Antibiotic-resistant bacteria are a global health threat and killed an estimated 1.27 million people in 2019. The overuse of antibiotic medication is often blamed for creating these deadly pathogens, but now scientists at The University of Texas at Austin have found a new contributor: bacterial swarms that create ideal breeding grounds to evolve antibiotic resistance, even in the absence of antibiotics. The scientists' findings suggest a potential chink in bacteria's armor that could offer new ways of reducing antibiotic-resistant infections by using a combination of already existing drugs.

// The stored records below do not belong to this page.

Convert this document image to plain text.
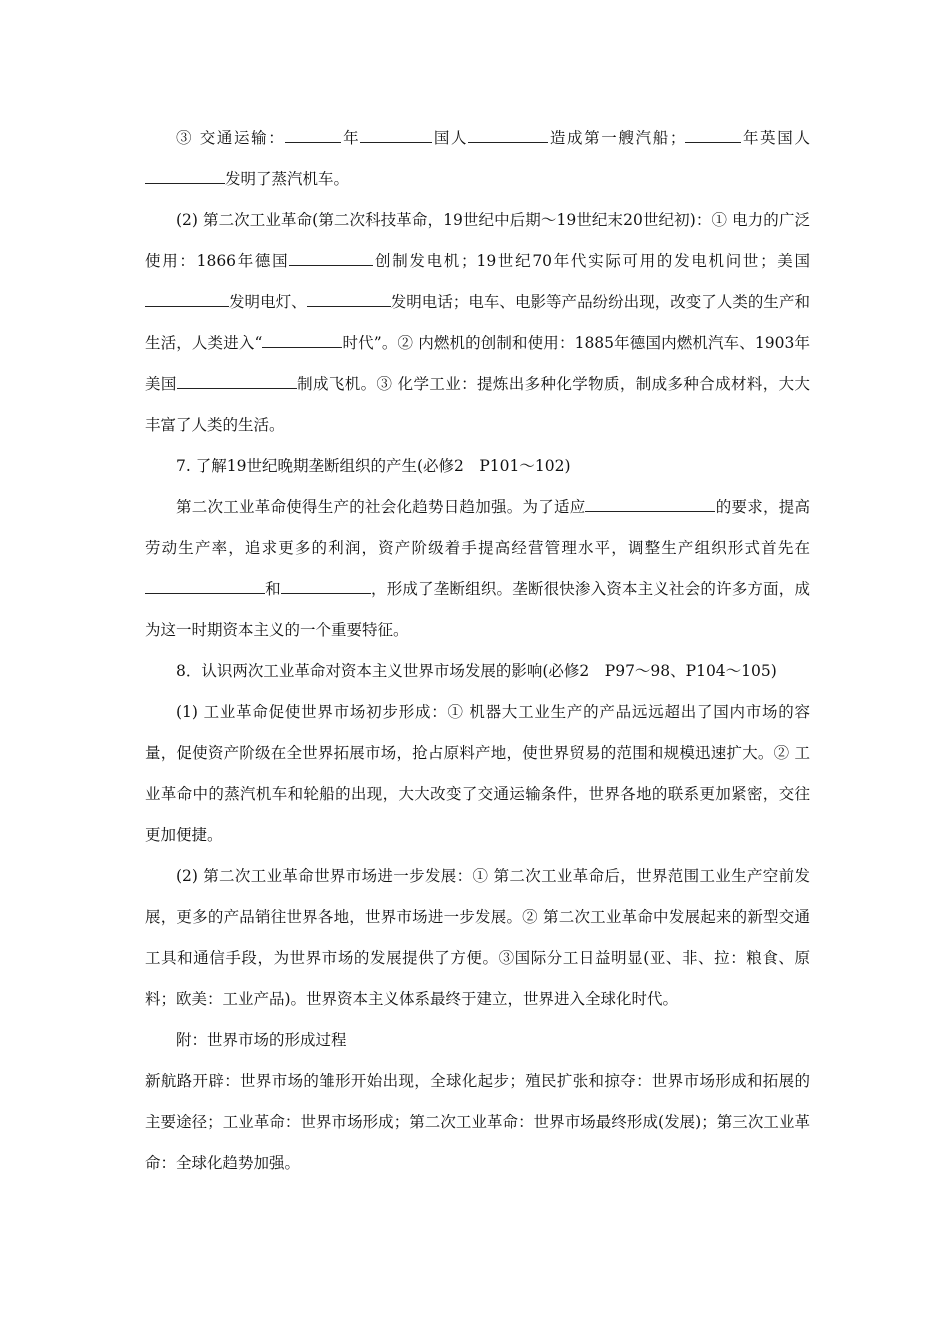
③ 交通运输：	年	国人	造成第一艘汽船；	年英国人发明了蒸汽机车。

(2) 第二次工业革命(第二次科技革命，19世纪中后期～19世纪末20世纪初)：① 电力的广泛使用：1866年德国	创制发电机；19世纪70年代实际可用的发电机问世；美国发明电灯、	发明电话；电车、电影等产品纷纷出现，改变了人类的生产和生活，人类进入“	时代”。② 内燃机的创制和使用：1885年德国内燃机汽车、1903年美国	制成飞机。③ 化学工业：提炼出多种化学物质，制成多种合成材料，大大丰富了人类的生活。

7. 了解19世纪晚期垄断组织的产生(必修2　P101～102)

第二次工业革命使得生产的社会化趋势日趋加强。为了适应	的要求，提高劳动生产率，追求更多的利润，资产阶级着手提高经营管理水平，调整生产组织形式首先在和	，形成了垄断组织。垄断很快渗入资本主义社会的许多方面，成为这一时期资本主义的一个重要特征。

8．认识两次工业革命对资本主义世界市场发展的影响(必修2　P97～98、P104～105)

(1) 工业革命促使世界市场初步形成：① 机器大工业生产的产品远远超出了国内市场的容量，促使资产阶级在全世界拓展市场，抢占原料产地，使世界贸易的范围和规模迅速扩大。② 工业革命中的蒸汽机车和轮船的出现，大大改变了交通运输条件，世界各地的联系更加紧密，交往更加便捷。

(2) 第二次工业革命世界市场进一步发展：① 第二次工业革命后，世界范围工业生产空前发展，更多的产品销往世界各地，世界市场进一步发展。② 第二次工业革命中发展起来的新型交通工具和通信手段，为世界市场的发展提供了方便。③国际分工日益明显(亚、非、拉：粮食、原料；欧美：工业产品)。世界资本主义体系最终于建立，世界进入全球化时代。

附：世界市场的形成过程

新航路开辟：世界市场的雏形开始出现，全球化起步；殖民扩张和掠夺：世界市场形成和拓展的主要途径；工业革命：世界市场形成；第二次工业革命：世界市场最终形成(发展)；第三次工业革命：全球化趋势加强。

In a paper out today in Molecular Cell, researchers observed swarms of E. coli bacteria and monitored specific bacterial structures that flush antibiotics out of the cells, called efflux pumps. When bacteria are exposed to antibiotics, efflux activity naturally increases, giving the bacteria a temporary respite. The new finding is that efflux activity itself accelerates the acquisition of mutations, leading to permanent antibiotic resistance. But bacteria have to make tradeoffs for that resistance, becoming less fit overall. When the antibiotics stop, these fitness-compromised mutants face extinction. The new study shows how these mutants nonetheless survive by pushing the weaker but antibiotic-resistant bacteria to the edges of the swarm where they have less competition. They have labeled this phenomenon 'phenotype surfing'.
"This is a bet-hedging strategy for the bacterial population," said Rasika Harshey, professor of molecular biosciences and UT Austin's Lorene Morrow Kelly professor in microbiology, an author of the study. "Mutations are a gamble and the odds are terrible. Most mutants are going to die. But as conditions change, sometimes the mutants are at an advantage and sometimes the originals are. This way, the bacterial swarm is prepared to survive any challenging or changing environment." The hunt for nutrients produces enough stress to keep both the high-efflux activity and the antibiotic resistance in this population of bacteria, even in the absence of antibiotics.

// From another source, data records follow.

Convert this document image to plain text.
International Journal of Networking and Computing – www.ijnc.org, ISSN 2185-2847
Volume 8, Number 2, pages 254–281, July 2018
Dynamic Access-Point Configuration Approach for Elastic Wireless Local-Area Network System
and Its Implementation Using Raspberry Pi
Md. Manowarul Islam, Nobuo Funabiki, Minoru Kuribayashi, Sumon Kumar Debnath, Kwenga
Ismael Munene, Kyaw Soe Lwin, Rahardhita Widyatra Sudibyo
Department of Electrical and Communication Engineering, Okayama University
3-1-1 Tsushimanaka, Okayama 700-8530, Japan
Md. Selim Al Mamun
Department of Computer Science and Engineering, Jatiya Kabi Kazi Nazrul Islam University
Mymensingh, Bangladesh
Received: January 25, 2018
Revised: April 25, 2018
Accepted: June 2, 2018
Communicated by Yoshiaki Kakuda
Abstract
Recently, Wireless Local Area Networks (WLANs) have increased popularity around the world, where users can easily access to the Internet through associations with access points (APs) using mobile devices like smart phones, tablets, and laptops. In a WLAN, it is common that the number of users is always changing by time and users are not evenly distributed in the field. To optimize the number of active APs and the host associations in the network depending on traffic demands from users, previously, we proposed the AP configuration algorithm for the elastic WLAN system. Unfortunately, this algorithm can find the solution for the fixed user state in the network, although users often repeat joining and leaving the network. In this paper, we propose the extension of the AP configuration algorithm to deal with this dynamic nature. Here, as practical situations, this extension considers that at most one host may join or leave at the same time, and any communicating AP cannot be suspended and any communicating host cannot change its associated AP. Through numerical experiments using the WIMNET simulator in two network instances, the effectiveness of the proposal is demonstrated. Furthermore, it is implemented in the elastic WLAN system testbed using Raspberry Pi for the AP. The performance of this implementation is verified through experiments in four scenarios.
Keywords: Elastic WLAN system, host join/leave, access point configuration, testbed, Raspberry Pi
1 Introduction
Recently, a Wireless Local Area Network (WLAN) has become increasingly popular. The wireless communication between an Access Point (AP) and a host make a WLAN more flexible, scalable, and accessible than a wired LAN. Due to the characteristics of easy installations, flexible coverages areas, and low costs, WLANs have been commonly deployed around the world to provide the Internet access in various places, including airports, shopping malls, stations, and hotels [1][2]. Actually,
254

Details from the new study help illuminate how drug makers and doctors may be able to better target the processes by which bacteria gain and retain resistance. "We've shown that as proof of principle, you can combine drugs that target efflux, which already exist, with conventional antibiotics, and we may be able to stop the process by which resistance is acquired," Harshey said.

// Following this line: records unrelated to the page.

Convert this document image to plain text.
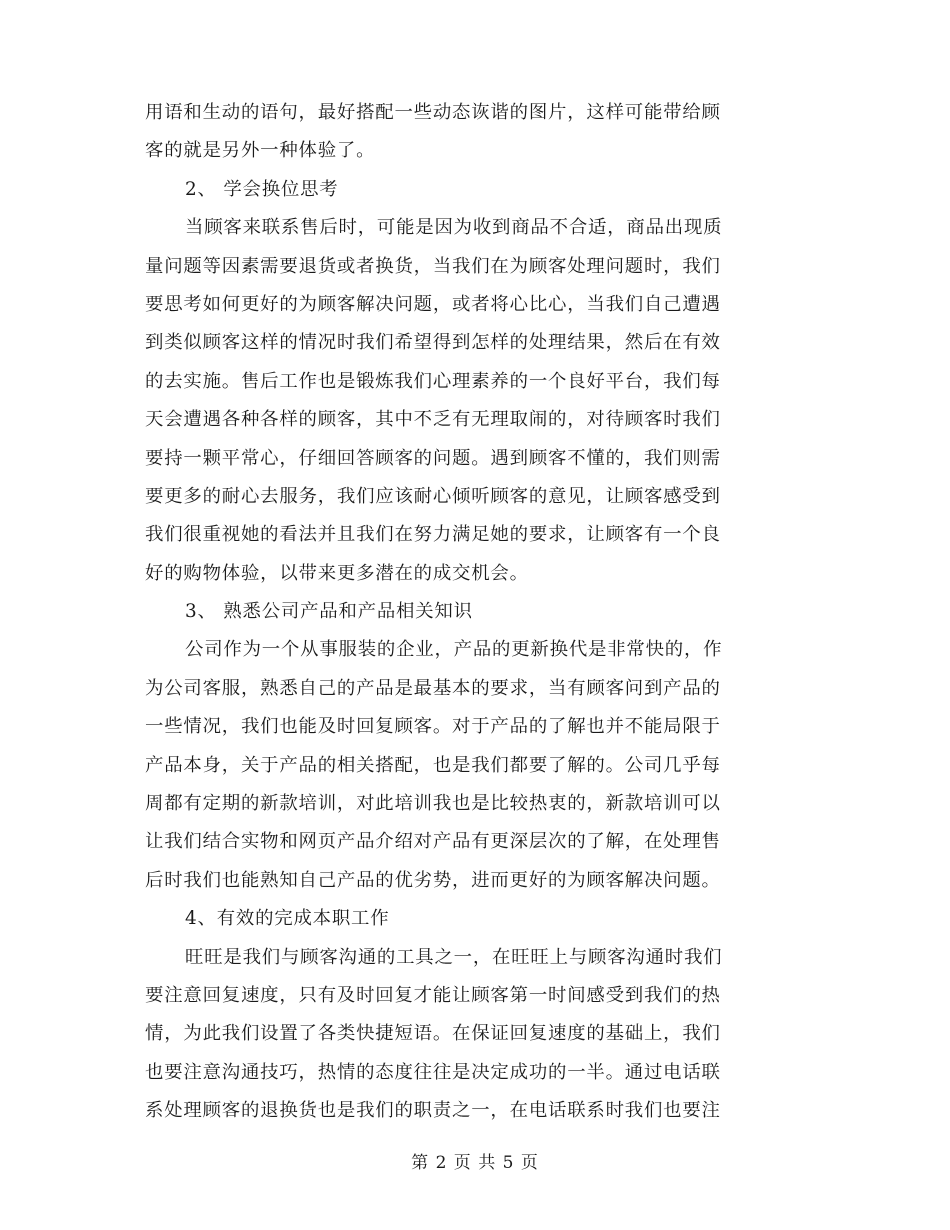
用语和生动的语句，最好搭配一些动态诙谐的图片，这样可能带给顾
客的就是另外一种体验了。
2、 学会换位思考
当顾客来联系售后时，可能是因为收到商品不合适，商品出现质
量问题等因素需要退货或者换货，当我们在为顾客处理问题时，我们
要思考如何更好的为顾客解决问题，或者将心比心，当我们自己遭遇
到类似顾客这样的情况时我们希望得到怎样的处理结果，然后在有效
的去实施。售后工作也是锻炼我们心理素养的一个良好平台，我们每
天会遭遇各种各样的顾客，其中不乏有无理取闹的，对待顾客时我们
要持一颗平常心，仔细回答顾客的问题。遇到顾客不懂的，我们则需
要更多的耐心去服务，我们应该耐心倾听顾客的意见，让顾客感受到
我们很重视她的看法并且我们在努力满足她的要求，让顾客有一个良
好的购物体验，以带来更多潜在的成交机会。
3、 熟悉公司产品和产品相关知识
公司作为一个从事服装的企业，产品的更新换代是非常快的，作
为公司客服，熟悉自己的产品是最基本的要求，当有顾客问到产品的
一些情况，我们也能及时回复顾客。对于产品的了解也并不能局限于
产品本身，关于产品的相关搭配，也是我们都要了解的。公司几乎每
周都有定期的新款培训，对此培训我也是比较热衷的，新款培训可以
让我们结合实物和网页产品介绍对产品有更深层次的了解，在处理售
后时我们也能熟知自己产品的优劣势，进而更好的为顾客解决问题。
4、有效的完成本职工作
旺旺是我们与顾客沟通的工具之一，在旺旺上与顾客沟通时我们
要注意回复速度，只有及时回复才能让顾客第一时间感受到我们的热
情，为此我们设置了各类快捷短语。在保证回复速度的基础上，我们
也要注意沟通技巧，热情的态度往往是决定成功的一半。通过电话联
系处理顾客的退换货也是我们的职责之一，在电话联系时我们也要注
第 2 页 共 5 页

"When bacteria activate pumps to flush out antibiotics, it starts a cascade of processes that can cause them to mutate much faster," said Souvik Bhattacharyya, a research associate in the Department of Molecular Biosciences at UT Austin. "We set out to find out how they were hanging on to that antibiotic resistance without the pressure of antibiotics. What we found is that the swarm works together and creates a breeding ground for mutants at the edges where they can survive. Those genes can therefore stay in the mix until they are needed."
The team plans to continue their research and explore which drugs most effectively inhibit efflux and how bacteria adapt to them. Efflux is high in biofilms and other clinical settings, where this work can find application.
Dylan M. Pfannenstiel, YuneSahng Hwang and Khang Ho of UT Austin, Madhumita Bhattacharyya of Technical University of Munich and Anjan K. Nandi of the Indian Institute of Science Education and Research also contributed to the research. The research was funded by grants from the National Institutes of Health.